Despite its plans to vastly improve the Vern’s campus over the next decade, GW’s administration wrongly conceded to continue not lighting the turf during talks with the campus’ neighbors in 2021. D.C. requires colleges and universities like GW to submit development plans to the Zoning Commission for approval, and GW’s 2022 Campus Plan for the Vern included the installation of lights at the school’s softball field and a proposal to convert the tennis courts – already equipped with LED lighting – to a running track with a multipurpose infield for student use. These projects will demonstrably improve field availability in the distant future but leave students who use the soccer and lacrosse field in the dark.
After a history of rocky relations that began with the University’s initial acquisition of Mount Vernon College in 1998, GW continued to struggle with the Vern’s neighbors over campus development proposals. GW also committed to not light the turf as part of the University’s 2010 Mount Vernon Campus Plan, which still caught backlash from the school’s surrounding community over an increase in the Vern’s student population. And though the University cited club sports’ struggles to find practice space in its most recent push for lighting, community members boasted that a majority of the Vern’s neighbors – roughly 20 people – had signed a petition against lights.

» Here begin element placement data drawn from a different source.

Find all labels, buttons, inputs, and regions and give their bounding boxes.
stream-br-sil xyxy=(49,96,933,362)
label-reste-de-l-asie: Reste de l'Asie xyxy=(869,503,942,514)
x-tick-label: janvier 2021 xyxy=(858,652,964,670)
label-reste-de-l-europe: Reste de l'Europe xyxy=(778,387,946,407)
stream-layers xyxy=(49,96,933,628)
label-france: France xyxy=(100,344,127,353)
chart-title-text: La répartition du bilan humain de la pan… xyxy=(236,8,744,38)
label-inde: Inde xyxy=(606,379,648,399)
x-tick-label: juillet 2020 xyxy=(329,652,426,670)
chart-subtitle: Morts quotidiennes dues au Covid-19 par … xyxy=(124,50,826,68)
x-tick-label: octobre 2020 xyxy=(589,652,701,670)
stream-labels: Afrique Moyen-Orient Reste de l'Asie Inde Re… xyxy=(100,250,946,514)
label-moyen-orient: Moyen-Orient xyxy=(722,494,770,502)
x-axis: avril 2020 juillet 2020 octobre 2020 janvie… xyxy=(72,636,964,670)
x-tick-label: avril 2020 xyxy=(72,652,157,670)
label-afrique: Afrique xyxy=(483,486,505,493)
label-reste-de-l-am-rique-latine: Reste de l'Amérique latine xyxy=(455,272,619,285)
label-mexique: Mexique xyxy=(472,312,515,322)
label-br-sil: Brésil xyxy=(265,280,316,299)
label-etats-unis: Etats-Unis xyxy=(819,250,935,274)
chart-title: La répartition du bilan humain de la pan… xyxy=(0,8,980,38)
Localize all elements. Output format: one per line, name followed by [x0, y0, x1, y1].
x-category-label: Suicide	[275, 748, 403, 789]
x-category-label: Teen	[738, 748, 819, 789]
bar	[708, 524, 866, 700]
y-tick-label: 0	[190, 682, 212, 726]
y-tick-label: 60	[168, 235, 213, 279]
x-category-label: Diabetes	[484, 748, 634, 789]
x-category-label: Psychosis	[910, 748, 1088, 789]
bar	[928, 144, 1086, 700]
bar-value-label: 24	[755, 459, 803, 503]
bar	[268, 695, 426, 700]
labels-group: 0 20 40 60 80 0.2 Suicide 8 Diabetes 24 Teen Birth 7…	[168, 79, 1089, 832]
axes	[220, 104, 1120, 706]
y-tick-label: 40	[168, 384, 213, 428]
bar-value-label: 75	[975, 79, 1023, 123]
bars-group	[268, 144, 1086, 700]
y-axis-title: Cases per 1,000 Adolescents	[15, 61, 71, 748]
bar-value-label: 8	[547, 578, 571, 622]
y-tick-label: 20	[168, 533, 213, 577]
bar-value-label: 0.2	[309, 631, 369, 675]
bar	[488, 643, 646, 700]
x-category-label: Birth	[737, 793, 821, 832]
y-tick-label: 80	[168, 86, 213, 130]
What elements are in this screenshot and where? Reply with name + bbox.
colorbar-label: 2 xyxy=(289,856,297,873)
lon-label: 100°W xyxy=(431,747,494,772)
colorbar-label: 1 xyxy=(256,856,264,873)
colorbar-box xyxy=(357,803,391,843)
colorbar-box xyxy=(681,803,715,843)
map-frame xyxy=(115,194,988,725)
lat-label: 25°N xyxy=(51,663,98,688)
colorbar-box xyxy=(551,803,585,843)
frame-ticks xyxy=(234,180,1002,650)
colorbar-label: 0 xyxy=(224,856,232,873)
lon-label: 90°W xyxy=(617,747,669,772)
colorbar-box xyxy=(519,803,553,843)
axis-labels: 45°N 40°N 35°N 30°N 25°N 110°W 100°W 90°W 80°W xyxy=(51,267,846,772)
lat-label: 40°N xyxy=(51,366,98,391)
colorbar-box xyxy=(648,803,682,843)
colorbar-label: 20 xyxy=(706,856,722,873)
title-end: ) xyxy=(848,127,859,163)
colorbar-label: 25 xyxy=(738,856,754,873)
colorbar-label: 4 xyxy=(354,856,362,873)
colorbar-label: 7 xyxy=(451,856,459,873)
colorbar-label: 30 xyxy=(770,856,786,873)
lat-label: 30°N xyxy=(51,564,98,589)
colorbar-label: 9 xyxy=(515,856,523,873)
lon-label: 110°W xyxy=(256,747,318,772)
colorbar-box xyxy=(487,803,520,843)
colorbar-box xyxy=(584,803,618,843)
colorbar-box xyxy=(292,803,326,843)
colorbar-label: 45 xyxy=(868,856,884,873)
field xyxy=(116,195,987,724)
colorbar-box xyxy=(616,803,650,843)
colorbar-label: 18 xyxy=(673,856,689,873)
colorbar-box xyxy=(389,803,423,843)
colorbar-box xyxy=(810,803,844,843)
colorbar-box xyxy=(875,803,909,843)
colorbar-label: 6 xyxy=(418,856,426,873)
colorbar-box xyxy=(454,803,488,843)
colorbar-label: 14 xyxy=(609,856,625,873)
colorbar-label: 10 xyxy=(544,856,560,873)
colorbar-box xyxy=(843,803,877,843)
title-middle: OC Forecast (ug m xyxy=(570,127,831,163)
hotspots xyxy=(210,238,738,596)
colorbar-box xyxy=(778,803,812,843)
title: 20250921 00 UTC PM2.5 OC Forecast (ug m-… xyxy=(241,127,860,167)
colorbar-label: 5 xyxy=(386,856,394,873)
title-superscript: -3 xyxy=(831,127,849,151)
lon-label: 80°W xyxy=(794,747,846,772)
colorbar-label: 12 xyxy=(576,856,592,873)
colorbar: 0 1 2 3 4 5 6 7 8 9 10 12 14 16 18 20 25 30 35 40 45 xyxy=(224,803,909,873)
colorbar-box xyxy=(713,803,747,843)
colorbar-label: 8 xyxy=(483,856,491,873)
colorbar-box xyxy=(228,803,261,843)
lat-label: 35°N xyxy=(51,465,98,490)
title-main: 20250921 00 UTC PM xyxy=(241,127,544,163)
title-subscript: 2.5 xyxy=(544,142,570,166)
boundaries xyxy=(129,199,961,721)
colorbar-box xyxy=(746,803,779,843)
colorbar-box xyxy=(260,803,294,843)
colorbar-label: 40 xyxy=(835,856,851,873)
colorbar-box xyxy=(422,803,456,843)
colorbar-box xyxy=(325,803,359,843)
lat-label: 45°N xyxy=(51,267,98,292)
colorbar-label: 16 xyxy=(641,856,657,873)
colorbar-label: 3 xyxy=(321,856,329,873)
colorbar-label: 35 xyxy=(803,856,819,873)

While GW’s campus plan can increase opportunities for student recreation in the distant future, it means club sports teams still won’t have enough time and space to practice on campus into the next decade. We should be able to cheer on our classmates at the Vern, but without lighting, student-athletes must play some of the season’s biggest games during the middle of the afternoon while their biggest fans are stuck in class.
A dedicated group of varsity and club student-athletes should reinvigorate discussions with the Vern’s neighbors and illustrate how a lack of stadium lighting negatively impacts their athletic experiences at GW. Though the Zoning Commission would have to approve text amendments to the current campus plan at a second hearing, students and officials must first work together to swing the Vern’s neighbors toward turf lighting in the meantime.
The move would benefit GW students with a well-lit field and would serve as the ideal venue for a Sunday night football league or youth lacrosse practice. And advancements in lighting technology have lessened the impact of installing light fixtures near private residences, a fact that should assuage concerns about unwanted glare and light intrusion.
A student voice on the need for adequate athletic opportunities might finally shift the tide in a neighborhood that has historically opposed stadium lighting. By sparking discussions with the campus’ neighbors through an organized forum, students can advocate for the installation of stadium lighting with the passion and vigor required for such a momentous decision. The Vern can’t spend another decade in the dark.
Matthew Donnell, a junior majoring in political communication and English, is an opinions writer.